Ottoman princess, daughter of Sultan Selim I

Beyhan Sultan (بیخان سلطان; ante 1494 – 1559), also known as Peykhan Sultan, was an Ottoman princess, daughter of Selim I and Hafsa Sultan. She was the sister of Sultan Suleiman the Magnificent.

==Marriage==
Beyhan married Ferhad Pasha in 1513. Ferhad, initially served as the third vizier, and contributed essential military expertise to Suleiman during the early years of his reign. However, a turning point emerged upon Suleiman's return from Rhodes in 1523, triggering accusations against Ferhad, ranging from misappropriation of property to mismanagement of the sultan's troops. Rather than opting for execution, Suleiman, potentially influenced by intercession from Hafsa and Beyhan, chose to demote Ferhad to the distant district governorship of Semendire. This geographical separation aimed to mitigate perceived threats to Constantinople, but Ferhad's fortunes further soured when his forces suffered a defeat by the Hungarians near Semendire in August 1523, leading to his dismissal from all positions.

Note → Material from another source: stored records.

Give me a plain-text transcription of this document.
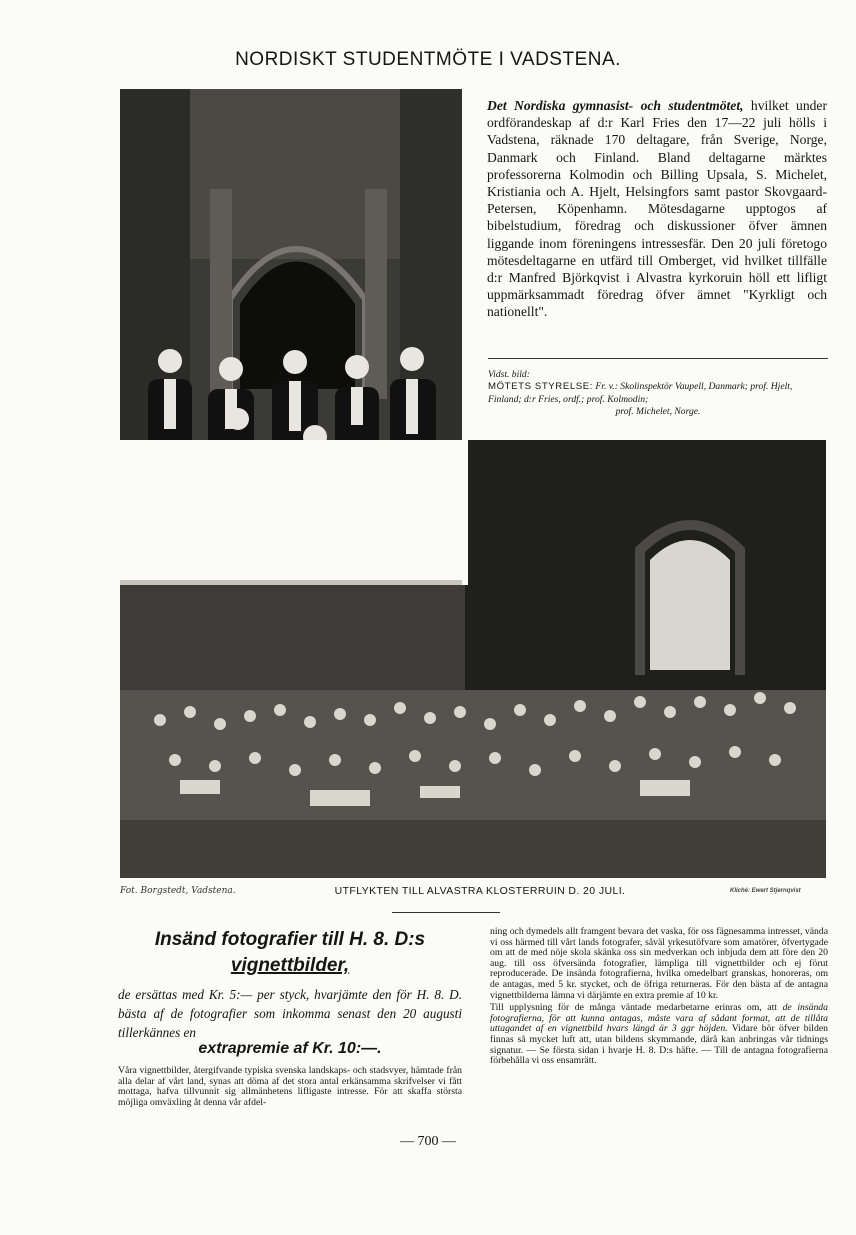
NORDISKT STUDENTMÖTE I VADSTENA.

Det Nordiska gymnasist- och studentmötet, hvilket under ordförandeskap af d:r Karl Fries den 17—22 juli hölls i Vadstena, räknade 170 deltagare, från Sverige, Norge, Danmark och Finland. Bland deltagarne märktes professorerna Kolmodin och Billing Upsala, S. Michelet, Kristiania och A. Hjelt, Helsingfors samt pastor Skovgaard-Petersen, Köpenhamn. Mötesdagarne upptogos af bibelstudium, föredrag och diskussioner öfver ämnen liggande inom föreningens intressesfär. Den 20 juli företogo mötesdeltagarne en utfärd till Omberget, vid hvilket tillfälle d:r Manfred Björkqvist i Alvastra kyrkoruin höll ett lifligt uppmärksammadt föredrag öfver ämnet "Kyrkligt och nationellt".

Vidst. bild:
MÖTETS STYRELSE: Fr. v.: Skolinspektör Vaupell, Danmark; prof. Hjelt, Finland; d:r Fries, ordf.; prof. Kolmodin;
prof. Michelet, Norge.
Fot. Borgstedt, Vadstena.	UTFLYKTEN TILL ALVASTRA KLOSTERRUIN D. 20 JULI.	Kliché: Ewert Stjernqvist
Insänd fotografier till H. 8. D:s
vignettbilder,

de ersättas med Kr. 5:— per styck, hvarjämte den för H. 8. D. bästa af de fotografier som inkomma senast den 20 augusti tillerkännes en

extrapremie af Kr. 10:—.

Våra vignettbilder, återgifvande typiska svenska landskaps- och stadsvyer, hämtade från alla delar af vårt land, synas att döma af det stora antal erkänsamma skrifvelser vi fått mottaga, hafva tillvunnit sig allmänhetens lifligaste intresse. För att skaffa största möjliga omväxling åt denna vår afdel-

ning och dymedels allt framgent bevara det vaska, för oss fägnesamma intresset, vända vi oss härmed till vårt lands fotografer, såväl yrkesutöfvare som amatörer, öfvertygade om att de med nöje skola skänka oss sin medverkan och inbjuda dem att före den 20 aug. till oss öfversända fotografier, lämpliga till vignettbilder och ej förut reproducerade. De insända fotografierna, hvilka omedelbart granskas, honoreras, om de antagas, med 5 kr. stycket, och de öfriga returneras. För den bästa af de antagna vignettbilderna lämna vi därjämte en extra premie af 10 kr.

Till upplysning för de många väntade medarbetarne erinras om, att de insända fotografierna, för att kunna antagas, måste vara af sådant format, att de tillåta uttagandet af en vignettbild hvars längd är 3 ggr höjden. Vidare bör öfver bilden finnas så mycket luft att, utan bildens skymmande, därå kan anbringas vår tidnings signatur. — Se första sidan i hvarje H. 8. D:s häfte. — Till de antagna fotografierna förbehålla vi oss ensamrätt.

— 700 —
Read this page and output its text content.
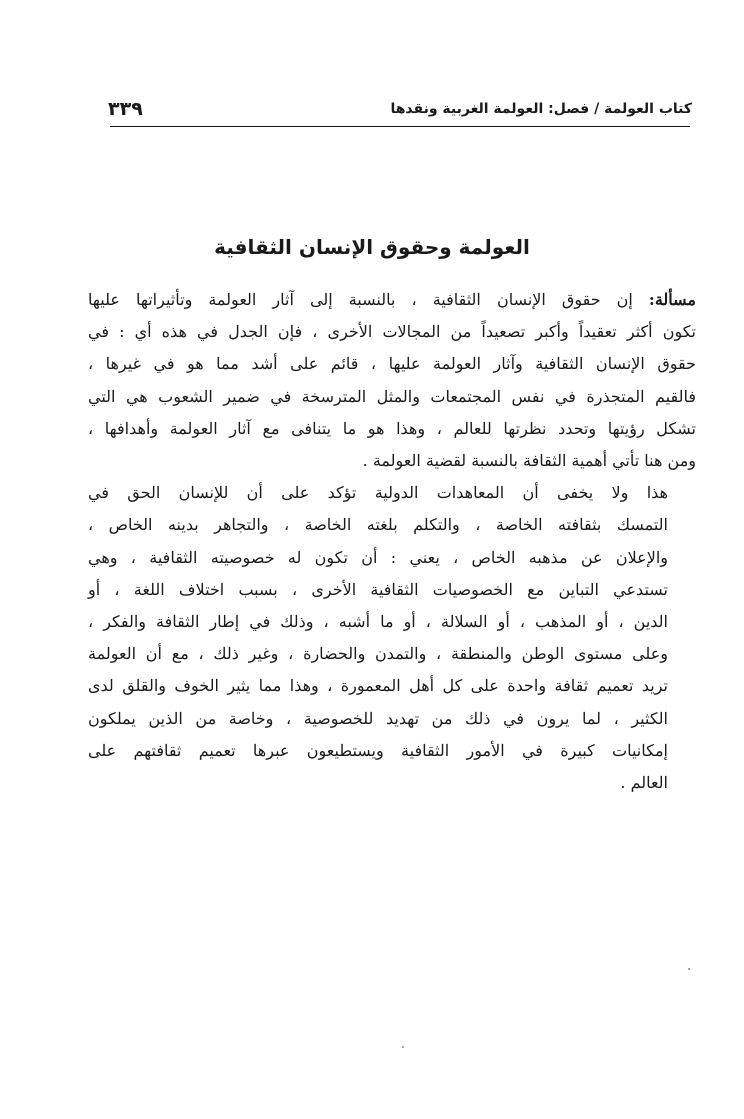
كتاب العولمة / فصل: العولمة الغربية ونقدها
٣٣٩
العولمة وحقوق الإنسان الثقافية

مسألة: إن حقوق الإنسان الثقافية ، بالنسبة إلى آثار العولمة وتأثيراتها عليها
تكون أكثر تعقيداً وأكبر تصعيداً من المجالات الأخرى ، فإن الجدل في هذه أي : في
حقوق الإنسان الثقافية وآثار العولمة عليها ، قائم على أشد مما هو في غيرها ،
فالقيم المتجذرة في نفس المجتمعات والمثل المترسخة في ضمير الشعوب هي التي
تشكل رؤيتها وتحدد نظرتها للعالم ، وهذا هو ما يتنافى مع آثار العولمة وأهدافها ،
ومن هنا تأتي أهمية الثقافة بالنسبة لقضية العولمة .

هذا ولا يخفى أن المعاهدات الدولية تؤكد على أن للإنسان الحق في
التمسك بثقافته الخاصة ، والتكلم بلغته الخاصة ، والتجاهر بدينه الخاص ،
والإعلان عن مذهبه الخاص ، يعني : أن تكون له خصوصيته الثقافية ، وهي
تستدعي التباين مع الخصوصيات الثقافية الأخرى ، بسبب اختلاف اللغة ، أو
الدين ، أو المذهب ، أو السلالة ، أو ما أشبه ، وذلك في إطار الثقافة والفكر ،
وعلى مستوى الوطن والمنطقة ، والتمدن والحضارة ، وغير ذلك ، مع أن العولمة
تريد تعميم ثقافة واحدة على كل أهل المعمورة ، وهذا مما يثير الخوف والقلق لدى
الكثير ، لما يرون في ذلك من تهديد للخصوصية ، وخاصة من الذين يملكون
إمكانيات كبيرة في الأمور الثقافية ويستطيعون عبرها تعميم ثقافتهم على
العالم .
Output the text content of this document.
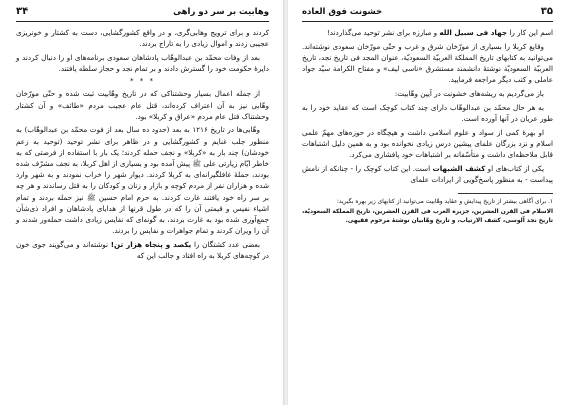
وهابیت بر سر دو راهی
۳۴

کردند و برای ترویج وهابی‌گری، و در واقع کشورگشایی، دست به کشتار و خونریزی عجیبی زدند و اموال زیادی را به تاراج بردند.

بعد از وفات محمّد بن عبدالوهّاب پادشاهان سعودی برنامه‌های او را دنبال کردند و دایرهٔ حکومت خود را گسترش دادند و بر تمام نجد و حجاز سلطه یافتند.

* * *

از جمله اعمال بسیار وحشتناکی که در تاریخ وهّابیت ثبت شده و حتّی مورّخان وهّابی نیز به آن اعتراف کرده‌اند، قتل عام عجیب مردم «طائف» و آن کشتار وحشتناک قتل عام مردم «عراق و کربلا» بود.

وهّابی‌ها در تاریخ ۱۲۱۶ به بعد (حدود ده سال بعد از فوت محمّد بن عبدالوهّاب) به منظور جلب غنایم و کشورگشایی و در ظاهر برای نشر توحید (توحید به زعم خودشان) چند بار به «کربلا» و نجف حمله کردند؛ یک بار با استفاده از فرصتی که به خاطر ایّام زیارتی علی ﷺ پیش آمده بود و بسیاری از اهل کربلا، به نجف مشرّف شده بودند، حملهٔ غافلگیرانه‌ای به کربلا کردند. دیوار شهر را خراب نمودند و به شهر وارد شده و هزاران نفر از مردم کوچه و بازار و زنان و کودکان را به قتل رساندند و هر چه بر سر راه خود یافتند غارت کردند. به حرم امام حسین ﷺ نیز حمله بردند و تمام اشیاء نفیس و قیمتی آن را که در طول قرنها از هدایای پادشاهان و افراد ذی‌شأن جمع‌آوری شده بود به غارت بردند، به گونه‌ای که نفایس زیادی داشت حمله‌ور شدند و آن را ویران کردند و تمام جواهرات و نفایس را بردند.

بعضی عدد کشتگان را یکصد و پنجاه هزار تن! نوشته‌اند و می‌گویند جوی خون در کوچه‌های کربلا به راه افتاد و جالب این که

خشونت فوق العاده	۳۵

اسم این کار را جهاد فی سبیل الله و مبارزه برای نشر توحید می‌گذاردند!

وقایع کربلا را بسیاری از مورّخان شرق و غرب و حتّی مورّخان سعودی نوشته‌اند. می‌توانید به کتابهای تاریخ المملکة العربیّة السعودیّة، عنوان المجد فی تاریخ نجد، تاریخ العربیّة السعودیّة نوشتهٔ دانشمند مستشرق «ناسی لیف» و مفتاح الکرامة سیّد جواد عاملی و کتب دیگر مراجعه فرمایید.

باز می‌گردیم به ریشه‌های خشونت در آیین وهّابیت:

به هر حال محمّد بن عبدالوهّاب دارای چند کتاب کوچک است که عقاید خود را به طور عریان در آنها آورده است.

او بهرهٔ کمی از سواد و علوم اسلامی داشت و هیچگاه در حوزه‌های مهمّ علمی اسلام و نزد بزرگان علمای پیشین درس زیادی نخوانده بود و به همین دلیل اشتباهات قابل ملاحظه‌ای داشت و متأسّفانه بر اشتباهات خود پافشاری می‌کرد.

یکی از کتاب‌های او کشف الشبهات است. این کتاب کوچک را - چنانکه از نامش پیداست - به منظور پاسخ‌گویی از ایرادات علمای

۱. برای آگاهی بیشتر از تاریخ پیدایش و عقاید وهّابیت می‌توانید از کتابهای زیر بهره بگیرید:

الاسلام فی القرن العشرین، جزیرة العرب فی القرن العشرین، تاریخ المملکة السعودیّة، تاریخ نجد آلوسی، کشف الارتیاب، و تاریخ وهّابیان نوشتهٔ مرحوم فقیهی.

Despite these setbacks, Hafsa and Beyhan's persistent intercession secured an audience for Ferhad with Suleiman in November 1524, in Edirne. Unfortunately, Ferhad's efforts to convince Suleiman of his innocence proved futile. Frustration boiled over during the meeting, with Ferhad vehemently declaring himself a victim of a high-level conspiracy. Suleiman, compelled to act, ordered Ferhad's removal. Ferhad's continued protests, combined with the brandishing of a dagger, escalated the situation, resulting in his imprisonment and eventual execution by decapitation. Suleiman, reportedly intending only imprisonment, found himself forced into a more severe response due to Ferhad's violent behavior. The aftermath of Ferhad's execution left Beyhan inconsolable, severing ties with Suleiman as she chose seclusion, marking the beginning of a permanent estrangement between them. Refusing to remarry, she lived in self-exile from Constantinople., but according to some sources she was later forced by Suleiman to remarry Mehmed Pasha.

==Death and burial==
Beyhan Sultan died at her palace in Skopje in 1559. Her resting place is located inside the türbe of her father Selim I in Yavuz Selim Mosque.

==Issue==
By Ferhad, Beyhan had at least two children:
- Esmehan Hanımsultan. She married Koca Sinan Pasha and had a son, Mehmed Pasha, and three daughters, Emine Hanım, Hatice Hanım and Hüma Hanım.
- Another child. Documents relating to Ferhad Pasha's execution mention his and Beyhan's children when they talk about his family's grief, but without specifying their name, number or gender.

==Depictions in literature and popular culture==
In the TV series Muhteşem Yüzyıl, Beyhan Sultan is portrayed by Turkish actress Pınar Çağlar Gençtürk.